As you may be aware, Michigan has participated in multiple Federally-funded EMS for Children Research studies throughout the last decade. We are proud to have had many agencies throughout Michigan that have participated, including nonprofit, for profit, municipal, and fire based Life Support Agencies in the important CQI projects that included EMS information systems and medical simulations. Out of these projects a common theme emerged; pediatric drug dosing errors. Paramedic providers have limited experience with pediatric patients, and even more limited experience with pediatric drug dosing and administration. In the study findings, medications delivered to children in the prehospital setting by paramedics were frequently administered at doses outside of the proper weight range. Epinephrine for cardiac arrest was found to have an average of 61% error rate, for anaphylaxis, a 74% rate of error. A benzodiazepine for pediatric seizures was found to be administered incorrectly 65-79% of the time. Benadryl was administered in error 93% of the time, Solu-Medrol 95%. Caring for critically injured children is extremely stressful. Pediatric medication errors are a major concern; therefore we felt the need to develop a strategy for reducing pediatric medication dosing errors.
Through support from the U.S. Department of Health and Human Services (HHS), Health Resources and Services Administration (HRSA), EMS for Children State Partnership Program, and the Office of the Assistant Secretary for Preparedness Response (ASPR) Hospital Preparedness Program, the MI-Medic cards were developed by Western Michigan University School of Medicine's Center for EMS, Disaster, and Operational Medicine.
These cards were developed to work with the Broselow Pediatric Dosing tape and the corresponding color coding scheme. The cards have additional medications and drug dosing calculations that the Broselow tape provides. The MI-Medic cards were written based on State of Michigan protocols. The dosing recommendations may vary slightly from the standard mg/kg dose due to rounding for safer medication delivery.
- MI-MEDIC Memo to all Michigan ALS Agencies
- MI-MEDIC 2.0 PDF File
- Root Causes of Errors in Simulated Pre-Hospital Pediatric Emergencies (1/2012)
- Medication Dosing Errors in Pediatric Patients Treated by EMS (12/2011)
To access the free online education modules necessary on how to properly use the cards:
The role of the Committee on Pediatric Emergency Medicine (COPEM) is a joined effort to develop a coordinated approach to continue to implement and coordinate components of the EMSC system into the existing EMS system. Components include implementation of hospital and pre-hospital standards, enhancement of pediatric education for hospital and pre-hospital providers, mandatory continuing education for all levels of pre-hospital providers, implementation of and continued support of injury prevention programs, address health care issues within our schools and daycare centers and data collection. This will be accomplished through combined efforts with various professionals and organizations throughout the state including emergency medical services, fire departments, police departments, public health department, day care centers, nurses/school nurses and other state and local objectives.
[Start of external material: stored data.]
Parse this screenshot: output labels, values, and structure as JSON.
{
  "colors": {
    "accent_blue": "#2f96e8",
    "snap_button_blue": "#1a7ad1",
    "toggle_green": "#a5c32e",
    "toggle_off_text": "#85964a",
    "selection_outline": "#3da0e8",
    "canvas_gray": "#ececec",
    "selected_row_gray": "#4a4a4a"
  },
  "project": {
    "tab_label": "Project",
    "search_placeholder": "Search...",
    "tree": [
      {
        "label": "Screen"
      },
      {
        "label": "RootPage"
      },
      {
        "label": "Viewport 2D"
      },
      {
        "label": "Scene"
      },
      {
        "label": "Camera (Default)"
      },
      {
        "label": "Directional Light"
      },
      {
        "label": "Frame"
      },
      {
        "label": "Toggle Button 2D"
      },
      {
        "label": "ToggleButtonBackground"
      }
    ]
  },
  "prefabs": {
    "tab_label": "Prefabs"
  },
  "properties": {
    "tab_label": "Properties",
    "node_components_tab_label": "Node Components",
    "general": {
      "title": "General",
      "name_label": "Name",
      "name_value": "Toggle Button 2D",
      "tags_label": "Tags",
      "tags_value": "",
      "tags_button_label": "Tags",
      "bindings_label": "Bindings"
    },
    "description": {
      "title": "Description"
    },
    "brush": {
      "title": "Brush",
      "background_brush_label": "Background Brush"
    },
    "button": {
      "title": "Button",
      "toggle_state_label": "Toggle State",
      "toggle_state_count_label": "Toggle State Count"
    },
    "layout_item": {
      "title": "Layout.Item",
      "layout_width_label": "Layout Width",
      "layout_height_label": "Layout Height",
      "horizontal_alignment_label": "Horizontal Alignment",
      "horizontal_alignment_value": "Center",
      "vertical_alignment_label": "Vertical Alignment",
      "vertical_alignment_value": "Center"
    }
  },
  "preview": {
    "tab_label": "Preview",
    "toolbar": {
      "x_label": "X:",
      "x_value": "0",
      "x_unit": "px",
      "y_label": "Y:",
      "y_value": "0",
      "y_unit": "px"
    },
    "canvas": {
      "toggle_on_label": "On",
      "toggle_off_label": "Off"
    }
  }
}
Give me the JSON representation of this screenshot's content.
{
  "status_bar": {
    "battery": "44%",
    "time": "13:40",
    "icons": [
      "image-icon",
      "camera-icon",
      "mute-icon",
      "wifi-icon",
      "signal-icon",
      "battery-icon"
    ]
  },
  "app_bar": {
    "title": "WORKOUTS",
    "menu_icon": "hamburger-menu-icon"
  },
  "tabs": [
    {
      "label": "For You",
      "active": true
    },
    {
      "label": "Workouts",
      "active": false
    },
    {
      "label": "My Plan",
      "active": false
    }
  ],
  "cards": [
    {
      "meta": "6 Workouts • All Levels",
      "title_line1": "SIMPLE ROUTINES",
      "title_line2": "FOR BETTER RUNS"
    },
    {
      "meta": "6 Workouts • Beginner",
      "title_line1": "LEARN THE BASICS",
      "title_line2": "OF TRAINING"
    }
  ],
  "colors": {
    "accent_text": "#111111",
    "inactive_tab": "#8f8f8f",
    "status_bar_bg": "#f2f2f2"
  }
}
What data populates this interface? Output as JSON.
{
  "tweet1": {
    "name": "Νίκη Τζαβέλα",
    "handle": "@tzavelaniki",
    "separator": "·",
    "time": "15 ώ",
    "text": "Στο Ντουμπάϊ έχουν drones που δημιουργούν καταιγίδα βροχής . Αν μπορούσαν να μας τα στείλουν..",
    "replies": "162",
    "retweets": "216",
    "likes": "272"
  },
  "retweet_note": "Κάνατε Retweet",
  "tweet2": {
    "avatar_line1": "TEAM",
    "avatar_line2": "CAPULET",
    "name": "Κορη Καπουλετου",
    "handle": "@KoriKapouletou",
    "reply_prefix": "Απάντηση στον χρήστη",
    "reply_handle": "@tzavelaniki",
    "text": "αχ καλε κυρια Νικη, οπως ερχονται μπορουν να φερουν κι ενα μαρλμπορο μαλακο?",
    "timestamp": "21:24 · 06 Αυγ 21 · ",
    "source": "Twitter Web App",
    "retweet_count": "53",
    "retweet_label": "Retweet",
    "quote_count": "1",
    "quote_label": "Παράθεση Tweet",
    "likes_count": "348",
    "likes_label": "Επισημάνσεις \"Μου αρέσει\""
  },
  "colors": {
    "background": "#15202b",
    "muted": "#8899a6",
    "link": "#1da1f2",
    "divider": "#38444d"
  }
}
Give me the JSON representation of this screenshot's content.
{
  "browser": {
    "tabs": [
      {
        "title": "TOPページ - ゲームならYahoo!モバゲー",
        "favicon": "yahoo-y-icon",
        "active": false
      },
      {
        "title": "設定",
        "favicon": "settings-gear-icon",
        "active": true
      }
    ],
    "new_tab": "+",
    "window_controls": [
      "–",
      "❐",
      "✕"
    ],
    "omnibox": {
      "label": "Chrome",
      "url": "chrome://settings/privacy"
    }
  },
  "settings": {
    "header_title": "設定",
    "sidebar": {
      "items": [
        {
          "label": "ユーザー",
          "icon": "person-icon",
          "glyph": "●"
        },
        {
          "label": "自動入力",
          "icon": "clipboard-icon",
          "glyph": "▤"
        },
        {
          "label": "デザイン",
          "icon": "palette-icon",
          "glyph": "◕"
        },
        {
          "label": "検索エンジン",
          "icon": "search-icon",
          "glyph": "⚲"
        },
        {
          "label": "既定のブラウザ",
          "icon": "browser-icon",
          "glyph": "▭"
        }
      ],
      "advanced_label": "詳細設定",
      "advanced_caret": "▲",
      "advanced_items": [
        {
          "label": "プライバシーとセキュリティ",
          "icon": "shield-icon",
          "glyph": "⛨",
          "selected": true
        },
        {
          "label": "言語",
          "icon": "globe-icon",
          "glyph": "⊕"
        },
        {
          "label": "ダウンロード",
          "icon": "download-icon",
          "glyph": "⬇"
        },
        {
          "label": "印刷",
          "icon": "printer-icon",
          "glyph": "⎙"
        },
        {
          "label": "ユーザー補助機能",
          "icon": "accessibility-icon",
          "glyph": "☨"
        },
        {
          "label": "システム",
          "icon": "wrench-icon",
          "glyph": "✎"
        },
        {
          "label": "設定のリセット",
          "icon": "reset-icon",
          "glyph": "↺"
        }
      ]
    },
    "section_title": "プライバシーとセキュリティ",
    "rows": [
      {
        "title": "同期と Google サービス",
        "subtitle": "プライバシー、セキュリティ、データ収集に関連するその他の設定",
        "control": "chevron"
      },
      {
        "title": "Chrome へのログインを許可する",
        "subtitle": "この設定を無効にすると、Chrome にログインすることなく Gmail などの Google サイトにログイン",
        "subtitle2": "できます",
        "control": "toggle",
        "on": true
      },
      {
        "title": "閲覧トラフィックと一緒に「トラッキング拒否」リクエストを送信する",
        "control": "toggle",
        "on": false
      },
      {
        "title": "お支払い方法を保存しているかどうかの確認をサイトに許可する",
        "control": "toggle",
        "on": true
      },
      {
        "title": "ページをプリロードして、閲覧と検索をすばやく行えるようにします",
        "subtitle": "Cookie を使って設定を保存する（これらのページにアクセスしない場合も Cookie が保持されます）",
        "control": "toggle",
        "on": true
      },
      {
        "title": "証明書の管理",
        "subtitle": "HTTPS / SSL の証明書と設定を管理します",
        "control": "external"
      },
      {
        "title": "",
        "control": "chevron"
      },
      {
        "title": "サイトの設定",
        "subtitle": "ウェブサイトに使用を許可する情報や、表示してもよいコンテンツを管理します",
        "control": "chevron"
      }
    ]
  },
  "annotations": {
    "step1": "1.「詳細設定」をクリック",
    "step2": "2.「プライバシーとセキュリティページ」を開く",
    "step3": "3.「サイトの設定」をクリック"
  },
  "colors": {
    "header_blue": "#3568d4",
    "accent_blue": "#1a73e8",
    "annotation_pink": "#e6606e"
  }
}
The National EMSC requires that all EMSC State Partnership grantees collect data by surveying EMS agencies and hospitals with emergency departments to evaluate their level of achievement toward meeting performance measures. These performance measures were developed to document activities and accomplishments to improve the delivery of emergency services to children. The EMSC program appreciates everyone who participated in the surveys. Whether it was online or on paper, we appreciate your involvement. Because of you, we were able to exceed our goal of 80% response rate. The information collected helps the Michigan EMSC know how to best serve the needs of children in our state. This report of the 2010-11 EMSC data collection outcomes for Michigan assesses Michigan's current status in relationship to the National EMSC.